16 de Dec de 2017


Taxa de desocupação segue em queda

Atingiu 12,4% no trimestre encerrado em setembro

Por: Carlos Cavalcanti
31/10/2017 às 20h13

Pelo sexto mês consecutivo, a Pesquisa Nacional por Amostra de Domicílios (PNAD) Contínua, do IBGE, indicou que o desemprego recuou. De acordo com a PNAD Contínua, o resultado do trimestre móvel terminado em setembro foi 0,6 p.p. inferior em relação ao trimestre anterior (encerrado em junho) e subiu exato 0,6 p.p. em comparação a igual trimestre de 2016, quando a taxa foi estimada em 11,8%. Igualmente para cima, comportou-se a massa de rendimento real, que apresentou incremento de 1,4% e de 3,9%, respectivamente, para os períodos anteriormente mencionados.

Apesar de instável e gradual, a recuperação da atividade econômica tem permitindo alguma melhora no mercado de trabalho. Desde o primeiro trimestre do ano, quando a taxa atingiu o nível recorde de 13,7%, observa-se progressiva queda do contingente de desempregados. Estima-se que havia aproximadamente 13,0 milhões de pessoas sem ocupação no período entre julho e setembro desse ano. Em relação ao trimestre anterior, tal contingente representou queda de 3,9% (524 mil pessoas). Comparado ao primeiro trimestre de 2017, representa baixa de 8,6% (1.215 mil pessoas). Todavia, contabilizou-se aumento de 7,8% em relação ao mesmo trimestre de 2016, quando havia cerca de 12,0 milhões de trabalhadores em busca de recolocação.
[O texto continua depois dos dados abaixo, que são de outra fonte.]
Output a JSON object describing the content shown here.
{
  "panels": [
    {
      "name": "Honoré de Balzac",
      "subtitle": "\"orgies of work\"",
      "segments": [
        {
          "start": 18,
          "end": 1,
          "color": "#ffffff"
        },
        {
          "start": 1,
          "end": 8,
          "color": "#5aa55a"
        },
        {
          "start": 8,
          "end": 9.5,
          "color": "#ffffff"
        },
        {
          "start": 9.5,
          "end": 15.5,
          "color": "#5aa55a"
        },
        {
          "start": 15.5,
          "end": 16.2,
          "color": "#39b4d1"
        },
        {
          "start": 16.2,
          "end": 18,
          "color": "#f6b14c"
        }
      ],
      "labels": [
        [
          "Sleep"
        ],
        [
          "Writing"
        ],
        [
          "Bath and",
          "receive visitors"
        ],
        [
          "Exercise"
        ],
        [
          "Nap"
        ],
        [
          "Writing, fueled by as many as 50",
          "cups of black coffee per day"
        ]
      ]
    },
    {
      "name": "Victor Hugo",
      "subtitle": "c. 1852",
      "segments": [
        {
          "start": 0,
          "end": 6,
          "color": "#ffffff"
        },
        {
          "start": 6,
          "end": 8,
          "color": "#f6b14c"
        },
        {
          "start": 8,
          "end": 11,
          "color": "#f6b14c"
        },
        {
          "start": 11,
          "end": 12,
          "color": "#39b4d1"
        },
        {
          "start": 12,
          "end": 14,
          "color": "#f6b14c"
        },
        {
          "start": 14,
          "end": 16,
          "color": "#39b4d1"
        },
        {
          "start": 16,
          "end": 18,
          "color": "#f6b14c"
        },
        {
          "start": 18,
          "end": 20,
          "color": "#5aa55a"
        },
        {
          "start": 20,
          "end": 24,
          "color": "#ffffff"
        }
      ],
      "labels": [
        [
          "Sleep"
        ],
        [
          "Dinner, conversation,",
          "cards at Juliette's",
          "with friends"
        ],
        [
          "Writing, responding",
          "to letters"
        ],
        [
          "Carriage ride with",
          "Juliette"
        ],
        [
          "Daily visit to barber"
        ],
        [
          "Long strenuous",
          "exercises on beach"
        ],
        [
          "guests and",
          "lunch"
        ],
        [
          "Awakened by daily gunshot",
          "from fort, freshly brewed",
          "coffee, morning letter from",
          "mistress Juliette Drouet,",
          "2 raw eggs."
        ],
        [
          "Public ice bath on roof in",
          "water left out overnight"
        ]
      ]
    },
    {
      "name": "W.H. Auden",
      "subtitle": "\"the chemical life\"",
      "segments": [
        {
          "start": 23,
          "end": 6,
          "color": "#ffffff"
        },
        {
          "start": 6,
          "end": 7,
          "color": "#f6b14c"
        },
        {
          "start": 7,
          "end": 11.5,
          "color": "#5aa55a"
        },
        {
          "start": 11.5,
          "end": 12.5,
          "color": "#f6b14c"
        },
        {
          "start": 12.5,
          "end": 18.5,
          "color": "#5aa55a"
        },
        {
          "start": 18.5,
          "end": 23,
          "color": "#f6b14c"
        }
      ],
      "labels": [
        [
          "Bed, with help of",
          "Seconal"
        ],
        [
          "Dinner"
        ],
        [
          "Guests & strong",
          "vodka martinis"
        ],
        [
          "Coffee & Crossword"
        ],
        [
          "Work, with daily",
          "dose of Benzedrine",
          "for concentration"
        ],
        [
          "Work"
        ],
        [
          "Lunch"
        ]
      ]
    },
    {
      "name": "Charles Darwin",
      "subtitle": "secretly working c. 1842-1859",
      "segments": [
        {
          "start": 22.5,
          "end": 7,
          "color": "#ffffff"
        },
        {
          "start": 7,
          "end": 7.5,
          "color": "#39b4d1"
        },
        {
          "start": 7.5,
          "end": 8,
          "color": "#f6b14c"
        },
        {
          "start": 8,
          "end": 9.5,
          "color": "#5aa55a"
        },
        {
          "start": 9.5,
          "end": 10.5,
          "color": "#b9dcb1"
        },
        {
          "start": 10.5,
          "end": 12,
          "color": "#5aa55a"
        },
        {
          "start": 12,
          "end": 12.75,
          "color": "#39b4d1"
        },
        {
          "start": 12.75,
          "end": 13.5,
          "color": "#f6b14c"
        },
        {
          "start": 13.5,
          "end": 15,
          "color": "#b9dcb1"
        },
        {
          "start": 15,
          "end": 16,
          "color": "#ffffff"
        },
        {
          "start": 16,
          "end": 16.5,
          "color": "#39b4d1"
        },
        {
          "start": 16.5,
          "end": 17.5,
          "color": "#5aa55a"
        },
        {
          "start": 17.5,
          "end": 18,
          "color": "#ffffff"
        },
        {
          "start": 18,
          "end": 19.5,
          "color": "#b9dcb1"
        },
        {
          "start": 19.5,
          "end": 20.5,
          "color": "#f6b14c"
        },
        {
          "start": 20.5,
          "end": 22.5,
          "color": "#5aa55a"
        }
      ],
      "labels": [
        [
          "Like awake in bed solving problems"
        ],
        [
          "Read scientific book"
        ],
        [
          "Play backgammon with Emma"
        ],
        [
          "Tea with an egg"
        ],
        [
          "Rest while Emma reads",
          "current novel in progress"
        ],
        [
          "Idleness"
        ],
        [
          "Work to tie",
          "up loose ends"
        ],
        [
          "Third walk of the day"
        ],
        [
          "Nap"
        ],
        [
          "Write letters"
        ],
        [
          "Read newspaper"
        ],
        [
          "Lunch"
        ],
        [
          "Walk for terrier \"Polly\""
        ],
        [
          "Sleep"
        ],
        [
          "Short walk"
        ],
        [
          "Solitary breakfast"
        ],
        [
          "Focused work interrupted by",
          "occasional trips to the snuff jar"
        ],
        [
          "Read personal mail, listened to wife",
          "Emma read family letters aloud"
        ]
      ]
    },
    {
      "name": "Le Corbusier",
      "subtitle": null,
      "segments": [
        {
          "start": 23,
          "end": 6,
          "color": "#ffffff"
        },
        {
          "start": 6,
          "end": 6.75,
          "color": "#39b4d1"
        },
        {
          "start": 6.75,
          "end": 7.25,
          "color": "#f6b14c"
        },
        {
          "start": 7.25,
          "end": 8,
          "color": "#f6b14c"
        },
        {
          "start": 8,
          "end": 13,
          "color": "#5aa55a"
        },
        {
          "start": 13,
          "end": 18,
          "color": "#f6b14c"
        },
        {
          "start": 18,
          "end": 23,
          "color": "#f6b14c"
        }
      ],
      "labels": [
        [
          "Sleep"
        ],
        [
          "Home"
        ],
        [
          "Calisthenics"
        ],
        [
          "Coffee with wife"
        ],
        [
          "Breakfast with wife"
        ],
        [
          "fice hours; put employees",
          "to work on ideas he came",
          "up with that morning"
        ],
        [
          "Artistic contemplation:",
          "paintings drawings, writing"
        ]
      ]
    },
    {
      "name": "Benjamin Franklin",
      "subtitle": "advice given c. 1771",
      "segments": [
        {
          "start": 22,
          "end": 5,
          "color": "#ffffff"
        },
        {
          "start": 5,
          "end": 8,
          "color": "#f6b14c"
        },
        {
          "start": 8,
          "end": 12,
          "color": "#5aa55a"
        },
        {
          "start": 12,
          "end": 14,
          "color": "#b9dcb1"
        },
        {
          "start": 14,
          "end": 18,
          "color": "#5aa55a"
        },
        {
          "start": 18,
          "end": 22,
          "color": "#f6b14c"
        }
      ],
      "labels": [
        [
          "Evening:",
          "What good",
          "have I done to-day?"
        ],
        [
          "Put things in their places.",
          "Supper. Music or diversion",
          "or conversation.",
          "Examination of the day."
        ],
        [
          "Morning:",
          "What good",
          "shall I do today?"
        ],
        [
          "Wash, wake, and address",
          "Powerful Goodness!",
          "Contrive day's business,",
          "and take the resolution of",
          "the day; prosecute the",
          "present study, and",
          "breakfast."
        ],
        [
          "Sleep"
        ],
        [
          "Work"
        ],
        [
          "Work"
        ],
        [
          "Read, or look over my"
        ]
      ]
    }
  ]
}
Em contrapartida à queda da desocupação, o contingente de indivíduos ocupados atingiu 91,3 milhões no período, implicando em um aumento de 1,2% frente aos meses de abril a junho e de 1,6% na comparação com igual trimestre de 2016.

O aumento do volume de pessoas empregadas decorreu do crescimento das contratações, na comparação trimestral, nos grupamentos de Comércio, reparação de veículos automotores e motocicletas (2,4% ou mais 410 mil pessoas), Alojamento e Alimentação (12% ou mais 562 mil pessoas), Informação, Comunicação e Atividades Financeiras, Imobiliárias, Profissionais e Administrativas (5,1% ou mais 488 mil pessoas) e Outros serviços (5,0% ou mais 214 mil pessoas). Por sua vez, as atividades que mais dispensaram trabalhadores no período em tela foram Agricultura, Pecuária, Produção Florestal, Pesca e Aquicultura (-4,4% ou menos 400 mil pessoas) e Construção (-3,8% ou menos 268 mil pessoas).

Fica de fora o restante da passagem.